石原裕次郎 - 男の肖像

男の肖像身体美学講座 Fhysical Aesthetics

石原裕次郎

若い頃正面 若い頃正面

2013年3月6日

昭和を代表する、戦後最大級のスターなどと評される。
すなわち映画の黄金時代を飾った時代を代表する映画俳優。

圧倒的な華やかさでデビュー後またたく間にスターになる。
長身かつ足の長さに人々が驚いたともいわれる。
当時兄慎太郎も新進気鋭の芥川賞作家として注目を浴びていた。

兄弟はその後道は違えどもともに時代を築いていく。
石原兄弟が時代に与えた影響はきわめて大きい。

しかし意外な事実もある。
デビュー前、映画各社のオーディション受けて全部落ちている。
彼がデビューできたのはまさに兄の力だった。
そのいきさつについては既出である兄のページ参照

日本の生んだ世界的スターと言えば三船敏郎以外にない。
だが国内ではおそらく石原裕次郎の人気の方が高いと思われる。
(彼自身は先輩として三船を尊敬していたといわれる。
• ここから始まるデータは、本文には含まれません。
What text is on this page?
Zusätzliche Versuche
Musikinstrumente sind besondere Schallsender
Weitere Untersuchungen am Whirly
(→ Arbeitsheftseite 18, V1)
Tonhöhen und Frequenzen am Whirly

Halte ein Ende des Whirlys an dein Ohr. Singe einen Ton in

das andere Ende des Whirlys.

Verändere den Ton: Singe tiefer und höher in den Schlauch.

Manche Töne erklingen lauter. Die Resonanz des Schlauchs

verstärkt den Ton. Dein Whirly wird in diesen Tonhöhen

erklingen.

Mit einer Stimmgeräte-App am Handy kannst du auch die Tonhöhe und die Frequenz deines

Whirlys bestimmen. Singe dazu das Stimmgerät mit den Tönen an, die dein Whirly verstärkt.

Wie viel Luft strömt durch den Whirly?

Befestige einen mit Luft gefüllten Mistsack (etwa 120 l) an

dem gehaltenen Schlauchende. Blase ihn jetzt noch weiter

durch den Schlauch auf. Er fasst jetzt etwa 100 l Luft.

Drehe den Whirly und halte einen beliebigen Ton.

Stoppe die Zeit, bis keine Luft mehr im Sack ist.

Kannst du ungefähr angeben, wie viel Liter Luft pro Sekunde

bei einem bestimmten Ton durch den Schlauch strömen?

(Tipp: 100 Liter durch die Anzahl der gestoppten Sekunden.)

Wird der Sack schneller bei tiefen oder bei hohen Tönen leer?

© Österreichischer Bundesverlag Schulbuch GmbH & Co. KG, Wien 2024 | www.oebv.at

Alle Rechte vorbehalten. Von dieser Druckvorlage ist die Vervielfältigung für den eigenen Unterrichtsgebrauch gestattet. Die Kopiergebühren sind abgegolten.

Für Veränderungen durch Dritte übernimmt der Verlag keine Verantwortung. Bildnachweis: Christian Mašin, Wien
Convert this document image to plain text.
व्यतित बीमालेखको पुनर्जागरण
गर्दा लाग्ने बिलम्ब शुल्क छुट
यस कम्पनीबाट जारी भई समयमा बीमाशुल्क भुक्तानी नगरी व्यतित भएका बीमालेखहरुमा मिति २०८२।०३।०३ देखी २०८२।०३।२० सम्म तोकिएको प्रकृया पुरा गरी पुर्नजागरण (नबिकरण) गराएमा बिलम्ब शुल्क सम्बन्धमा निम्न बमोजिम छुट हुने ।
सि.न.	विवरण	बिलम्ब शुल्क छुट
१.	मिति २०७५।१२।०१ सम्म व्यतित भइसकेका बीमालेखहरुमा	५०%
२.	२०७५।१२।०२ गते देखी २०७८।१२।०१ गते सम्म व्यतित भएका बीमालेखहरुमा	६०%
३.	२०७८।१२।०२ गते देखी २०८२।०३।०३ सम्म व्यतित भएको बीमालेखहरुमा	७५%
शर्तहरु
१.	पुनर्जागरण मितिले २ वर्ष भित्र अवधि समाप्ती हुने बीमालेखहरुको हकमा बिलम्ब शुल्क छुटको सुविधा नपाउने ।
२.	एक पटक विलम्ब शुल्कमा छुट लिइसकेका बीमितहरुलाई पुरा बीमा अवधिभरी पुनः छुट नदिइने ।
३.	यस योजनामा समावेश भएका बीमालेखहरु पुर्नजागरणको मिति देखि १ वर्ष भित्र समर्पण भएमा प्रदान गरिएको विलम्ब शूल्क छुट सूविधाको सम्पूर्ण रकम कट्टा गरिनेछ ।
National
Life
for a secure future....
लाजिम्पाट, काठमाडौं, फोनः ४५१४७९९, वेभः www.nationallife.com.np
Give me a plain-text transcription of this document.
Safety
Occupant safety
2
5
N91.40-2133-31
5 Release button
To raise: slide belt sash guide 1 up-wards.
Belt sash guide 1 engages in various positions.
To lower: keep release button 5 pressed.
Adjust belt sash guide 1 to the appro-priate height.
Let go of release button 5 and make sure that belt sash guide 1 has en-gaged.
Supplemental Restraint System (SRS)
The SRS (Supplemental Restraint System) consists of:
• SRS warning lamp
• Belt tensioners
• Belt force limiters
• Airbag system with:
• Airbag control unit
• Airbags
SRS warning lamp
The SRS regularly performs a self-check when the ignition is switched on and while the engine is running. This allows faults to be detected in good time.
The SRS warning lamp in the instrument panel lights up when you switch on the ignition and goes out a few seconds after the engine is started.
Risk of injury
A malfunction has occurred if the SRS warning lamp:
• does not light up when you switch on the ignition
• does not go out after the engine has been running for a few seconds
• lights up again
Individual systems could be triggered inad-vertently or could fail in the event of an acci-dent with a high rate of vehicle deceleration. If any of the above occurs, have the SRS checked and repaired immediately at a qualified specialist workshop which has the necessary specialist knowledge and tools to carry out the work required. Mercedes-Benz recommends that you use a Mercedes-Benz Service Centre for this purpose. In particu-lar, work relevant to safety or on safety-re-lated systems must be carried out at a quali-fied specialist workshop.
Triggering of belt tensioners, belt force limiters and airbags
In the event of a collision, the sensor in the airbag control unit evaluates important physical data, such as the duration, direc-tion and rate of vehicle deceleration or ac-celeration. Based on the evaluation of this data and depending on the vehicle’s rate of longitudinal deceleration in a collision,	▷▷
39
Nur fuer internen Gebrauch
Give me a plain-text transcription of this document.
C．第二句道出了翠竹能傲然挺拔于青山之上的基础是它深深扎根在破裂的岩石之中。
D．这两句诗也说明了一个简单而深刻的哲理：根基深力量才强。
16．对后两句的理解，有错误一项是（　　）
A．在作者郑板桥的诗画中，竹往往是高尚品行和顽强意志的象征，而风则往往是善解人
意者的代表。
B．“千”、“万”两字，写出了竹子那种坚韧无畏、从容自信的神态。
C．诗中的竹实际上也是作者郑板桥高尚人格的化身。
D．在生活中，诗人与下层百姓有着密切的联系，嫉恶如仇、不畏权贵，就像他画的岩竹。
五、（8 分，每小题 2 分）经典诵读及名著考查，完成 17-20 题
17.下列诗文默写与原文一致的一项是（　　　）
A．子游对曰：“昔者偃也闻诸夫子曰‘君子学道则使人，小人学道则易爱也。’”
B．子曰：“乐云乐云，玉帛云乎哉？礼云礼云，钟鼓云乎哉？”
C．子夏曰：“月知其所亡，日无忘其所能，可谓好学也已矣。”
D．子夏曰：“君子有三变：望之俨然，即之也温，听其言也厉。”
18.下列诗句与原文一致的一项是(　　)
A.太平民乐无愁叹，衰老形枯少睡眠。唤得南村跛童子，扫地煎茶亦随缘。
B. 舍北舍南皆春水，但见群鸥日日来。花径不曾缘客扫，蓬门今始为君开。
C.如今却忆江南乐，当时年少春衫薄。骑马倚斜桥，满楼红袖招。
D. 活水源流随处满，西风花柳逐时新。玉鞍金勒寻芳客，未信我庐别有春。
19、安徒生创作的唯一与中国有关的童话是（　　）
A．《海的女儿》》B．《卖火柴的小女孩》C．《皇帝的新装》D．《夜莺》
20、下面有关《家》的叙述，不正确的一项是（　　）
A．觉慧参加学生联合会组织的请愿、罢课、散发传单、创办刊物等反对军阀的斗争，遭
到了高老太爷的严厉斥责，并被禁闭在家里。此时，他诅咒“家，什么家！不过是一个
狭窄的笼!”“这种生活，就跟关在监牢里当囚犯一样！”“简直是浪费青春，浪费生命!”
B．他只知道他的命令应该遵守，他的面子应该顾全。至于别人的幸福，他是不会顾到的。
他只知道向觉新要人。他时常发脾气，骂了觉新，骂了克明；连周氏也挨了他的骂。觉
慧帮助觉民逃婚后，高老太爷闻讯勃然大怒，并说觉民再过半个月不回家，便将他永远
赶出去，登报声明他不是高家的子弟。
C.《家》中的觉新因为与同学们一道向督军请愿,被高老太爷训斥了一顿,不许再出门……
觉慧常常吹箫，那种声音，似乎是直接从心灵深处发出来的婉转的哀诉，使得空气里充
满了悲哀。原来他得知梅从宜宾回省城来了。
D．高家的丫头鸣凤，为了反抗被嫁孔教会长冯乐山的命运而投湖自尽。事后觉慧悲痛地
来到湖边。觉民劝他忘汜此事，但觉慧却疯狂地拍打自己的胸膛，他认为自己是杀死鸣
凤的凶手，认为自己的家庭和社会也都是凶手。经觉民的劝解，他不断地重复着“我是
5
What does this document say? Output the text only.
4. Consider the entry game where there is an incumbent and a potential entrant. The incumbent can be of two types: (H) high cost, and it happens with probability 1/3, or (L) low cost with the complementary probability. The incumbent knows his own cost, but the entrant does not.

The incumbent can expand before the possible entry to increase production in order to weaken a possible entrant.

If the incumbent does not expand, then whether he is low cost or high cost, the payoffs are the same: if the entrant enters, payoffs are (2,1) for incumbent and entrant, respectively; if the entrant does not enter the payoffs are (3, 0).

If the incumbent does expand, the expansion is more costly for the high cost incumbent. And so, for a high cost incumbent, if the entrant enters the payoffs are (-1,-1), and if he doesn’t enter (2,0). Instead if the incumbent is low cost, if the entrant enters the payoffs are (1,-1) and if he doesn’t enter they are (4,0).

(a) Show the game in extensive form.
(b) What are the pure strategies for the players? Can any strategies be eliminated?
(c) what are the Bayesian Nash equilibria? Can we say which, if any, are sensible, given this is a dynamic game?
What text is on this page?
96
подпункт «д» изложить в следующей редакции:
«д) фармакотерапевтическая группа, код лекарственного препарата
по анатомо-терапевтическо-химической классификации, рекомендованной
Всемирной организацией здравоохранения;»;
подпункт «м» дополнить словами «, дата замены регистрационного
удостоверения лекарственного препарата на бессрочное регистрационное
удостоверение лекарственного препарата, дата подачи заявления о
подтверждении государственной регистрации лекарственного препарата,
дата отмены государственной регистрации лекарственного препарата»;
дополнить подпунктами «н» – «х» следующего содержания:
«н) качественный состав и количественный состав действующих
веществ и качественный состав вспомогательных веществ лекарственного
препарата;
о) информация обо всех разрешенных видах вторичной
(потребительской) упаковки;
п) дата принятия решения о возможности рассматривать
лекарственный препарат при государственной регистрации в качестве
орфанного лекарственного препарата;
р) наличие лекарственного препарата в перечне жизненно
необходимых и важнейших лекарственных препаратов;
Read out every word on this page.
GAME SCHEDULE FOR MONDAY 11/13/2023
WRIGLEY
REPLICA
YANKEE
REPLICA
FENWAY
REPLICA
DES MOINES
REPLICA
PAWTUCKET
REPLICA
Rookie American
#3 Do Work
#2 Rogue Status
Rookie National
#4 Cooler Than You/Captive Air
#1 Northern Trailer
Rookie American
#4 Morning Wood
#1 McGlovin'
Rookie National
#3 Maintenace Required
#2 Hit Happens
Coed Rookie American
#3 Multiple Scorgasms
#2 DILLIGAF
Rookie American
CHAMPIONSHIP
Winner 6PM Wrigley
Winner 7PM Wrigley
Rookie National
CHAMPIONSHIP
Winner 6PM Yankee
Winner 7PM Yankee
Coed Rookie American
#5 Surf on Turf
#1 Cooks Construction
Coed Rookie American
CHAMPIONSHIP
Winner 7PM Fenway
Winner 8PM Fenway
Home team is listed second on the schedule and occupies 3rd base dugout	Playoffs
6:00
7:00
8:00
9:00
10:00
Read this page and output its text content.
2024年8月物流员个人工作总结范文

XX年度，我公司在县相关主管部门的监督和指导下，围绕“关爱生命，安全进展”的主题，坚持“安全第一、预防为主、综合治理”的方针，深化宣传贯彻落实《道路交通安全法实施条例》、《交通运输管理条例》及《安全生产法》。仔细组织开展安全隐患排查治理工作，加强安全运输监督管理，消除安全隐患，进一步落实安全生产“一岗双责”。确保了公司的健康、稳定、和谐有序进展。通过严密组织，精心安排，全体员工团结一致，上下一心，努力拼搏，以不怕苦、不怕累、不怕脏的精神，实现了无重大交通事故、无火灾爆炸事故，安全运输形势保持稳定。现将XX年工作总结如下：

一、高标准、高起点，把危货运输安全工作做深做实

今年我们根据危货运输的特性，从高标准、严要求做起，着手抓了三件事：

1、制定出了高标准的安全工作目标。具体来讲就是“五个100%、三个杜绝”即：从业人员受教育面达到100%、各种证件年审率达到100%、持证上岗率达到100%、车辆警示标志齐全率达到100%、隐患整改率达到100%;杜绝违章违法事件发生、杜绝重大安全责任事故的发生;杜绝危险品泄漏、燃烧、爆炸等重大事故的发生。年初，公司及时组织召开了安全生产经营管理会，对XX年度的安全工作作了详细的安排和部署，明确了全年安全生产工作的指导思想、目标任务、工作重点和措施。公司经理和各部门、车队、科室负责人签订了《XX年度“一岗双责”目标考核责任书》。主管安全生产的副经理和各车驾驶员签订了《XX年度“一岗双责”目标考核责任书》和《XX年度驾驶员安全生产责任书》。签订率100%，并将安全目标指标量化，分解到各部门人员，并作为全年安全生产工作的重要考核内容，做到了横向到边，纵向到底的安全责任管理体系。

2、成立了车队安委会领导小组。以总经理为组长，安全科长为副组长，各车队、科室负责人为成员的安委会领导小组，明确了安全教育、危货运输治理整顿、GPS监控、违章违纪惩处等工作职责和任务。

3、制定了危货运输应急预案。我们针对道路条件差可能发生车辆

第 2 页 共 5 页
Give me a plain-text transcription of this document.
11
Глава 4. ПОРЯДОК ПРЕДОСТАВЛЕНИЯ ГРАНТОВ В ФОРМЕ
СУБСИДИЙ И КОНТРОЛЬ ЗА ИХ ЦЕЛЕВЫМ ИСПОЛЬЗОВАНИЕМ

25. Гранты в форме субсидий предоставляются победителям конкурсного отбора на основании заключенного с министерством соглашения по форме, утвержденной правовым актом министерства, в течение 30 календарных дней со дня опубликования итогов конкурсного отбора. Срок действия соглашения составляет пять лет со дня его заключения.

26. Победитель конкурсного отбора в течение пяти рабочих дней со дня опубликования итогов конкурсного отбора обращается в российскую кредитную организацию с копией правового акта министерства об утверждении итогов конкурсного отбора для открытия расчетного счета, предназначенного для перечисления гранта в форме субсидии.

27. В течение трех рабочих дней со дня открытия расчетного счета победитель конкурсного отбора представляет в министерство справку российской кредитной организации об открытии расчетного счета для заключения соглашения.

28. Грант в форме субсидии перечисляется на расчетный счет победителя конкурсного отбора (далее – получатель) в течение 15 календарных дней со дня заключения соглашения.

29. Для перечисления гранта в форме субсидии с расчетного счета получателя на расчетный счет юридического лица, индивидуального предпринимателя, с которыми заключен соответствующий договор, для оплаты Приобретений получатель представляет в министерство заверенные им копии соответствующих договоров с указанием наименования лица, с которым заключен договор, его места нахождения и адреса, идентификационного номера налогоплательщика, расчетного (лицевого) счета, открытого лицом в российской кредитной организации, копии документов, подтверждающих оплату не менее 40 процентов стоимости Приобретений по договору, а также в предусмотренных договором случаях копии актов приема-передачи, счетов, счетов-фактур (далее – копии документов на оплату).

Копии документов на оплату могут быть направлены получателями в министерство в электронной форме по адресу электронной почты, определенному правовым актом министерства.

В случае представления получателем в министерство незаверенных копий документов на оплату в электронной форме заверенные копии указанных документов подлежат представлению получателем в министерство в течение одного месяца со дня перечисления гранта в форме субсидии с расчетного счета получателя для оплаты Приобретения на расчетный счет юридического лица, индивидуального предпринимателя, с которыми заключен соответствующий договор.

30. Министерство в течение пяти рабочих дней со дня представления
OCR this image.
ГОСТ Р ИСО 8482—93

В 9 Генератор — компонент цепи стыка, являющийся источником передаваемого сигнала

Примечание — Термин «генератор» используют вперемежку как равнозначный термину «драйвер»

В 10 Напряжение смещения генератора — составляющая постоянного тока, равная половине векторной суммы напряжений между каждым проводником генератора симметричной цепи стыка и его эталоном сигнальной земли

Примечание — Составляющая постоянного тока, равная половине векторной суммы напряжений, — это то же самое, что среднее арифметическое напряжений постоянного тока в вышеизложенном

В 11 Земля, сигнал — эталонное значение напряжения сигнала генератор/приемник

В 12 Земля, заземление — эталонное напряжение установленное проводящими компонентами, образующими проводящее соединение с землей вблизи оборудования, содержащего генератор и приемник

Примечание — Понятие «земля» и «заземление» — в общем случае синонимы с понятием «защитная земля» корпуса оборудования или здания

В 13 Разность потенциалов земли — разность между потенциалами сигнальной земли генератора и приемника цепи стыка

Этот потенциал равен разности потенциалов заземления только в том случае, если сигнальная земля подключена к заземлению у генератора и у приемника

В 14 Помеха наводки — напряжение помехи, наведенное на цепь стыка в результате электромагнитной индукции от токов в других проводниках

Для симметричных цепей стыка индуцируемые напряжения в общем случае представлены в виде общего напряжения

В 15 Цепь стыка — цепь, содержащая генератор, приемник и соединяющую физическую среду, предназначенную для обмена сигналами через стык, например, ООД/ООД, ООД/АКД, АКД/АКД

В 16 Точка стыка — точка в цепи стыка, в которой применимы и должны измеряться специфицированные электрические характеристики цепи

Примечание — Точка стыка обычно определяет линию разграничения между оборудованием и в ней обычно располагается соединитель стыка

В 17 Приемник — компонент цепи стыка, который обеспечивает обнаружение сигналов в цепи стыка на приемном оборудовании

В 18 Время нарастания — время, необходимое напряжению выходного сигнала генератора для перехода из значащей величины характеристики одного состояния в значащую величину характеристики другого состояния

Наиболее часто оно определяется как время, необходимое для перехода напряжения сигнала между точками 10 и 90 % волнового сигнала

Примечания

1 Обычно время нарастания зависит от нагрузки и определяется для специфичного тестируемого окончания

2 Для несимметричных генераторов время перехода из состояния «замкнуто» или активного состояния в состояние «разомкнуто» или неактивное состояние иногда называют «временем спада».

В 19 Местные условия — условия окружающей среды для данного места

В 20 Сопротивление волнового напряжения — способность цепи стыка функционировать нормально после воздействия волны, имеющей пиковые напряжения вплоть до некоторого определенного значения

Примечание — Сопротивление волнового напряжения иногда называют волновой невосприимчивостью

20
)

両者の映画界入りは対照的である。
三船は会社側の手違いからオーディションを受けさせられた。
自分の本意ではないので、真剣に受験しなかった。
にもかかわらず黒澤明監督の目にとまり、採用される。

祐次郎は自分の意志で受けて全敗した。
だがこの事実はけっして彼の不名誉ではない。
古今東西、同様のエピソードがごまんとあるからだ。

二十世紀最大級のスター、ビートルズも一度落ちている。
二社目で合格はしたものの、才能を見抜かれた結果ではない。
担当者は興味を持てなかった。
察したマネジャーの落胆ぶりに同情しての採用だった。
と担当者のジョージ・マーチンは述懐している。
その後のビートルズ音楽の大半をプロデュースした才人である。

ようするに人は人の能力を見抜くことなどできないのだ。
人を審査するのは、くじを引くのとあまり変わらない。
いつも当たりを引く人間など存在しない。

彼は壮年を迎える間もなく病死する。
病気さえなければその後も長く活躍できたのだろうか。
それは誰にも分からない。

彼は病気には関係なく、すでに酒に溺れていた。
まるで自滅を望むかのように。
伝説的な早生のスターたちに多く見られる現象だ。
ストイックな高倉健と決定的に違う点でもある。
圧倒的な華やかさの代償だったのだろうか。

奇しくも同じ時代を代表する美空ひばりも同時期に早世している。
昭和の終わりを告げるかのように。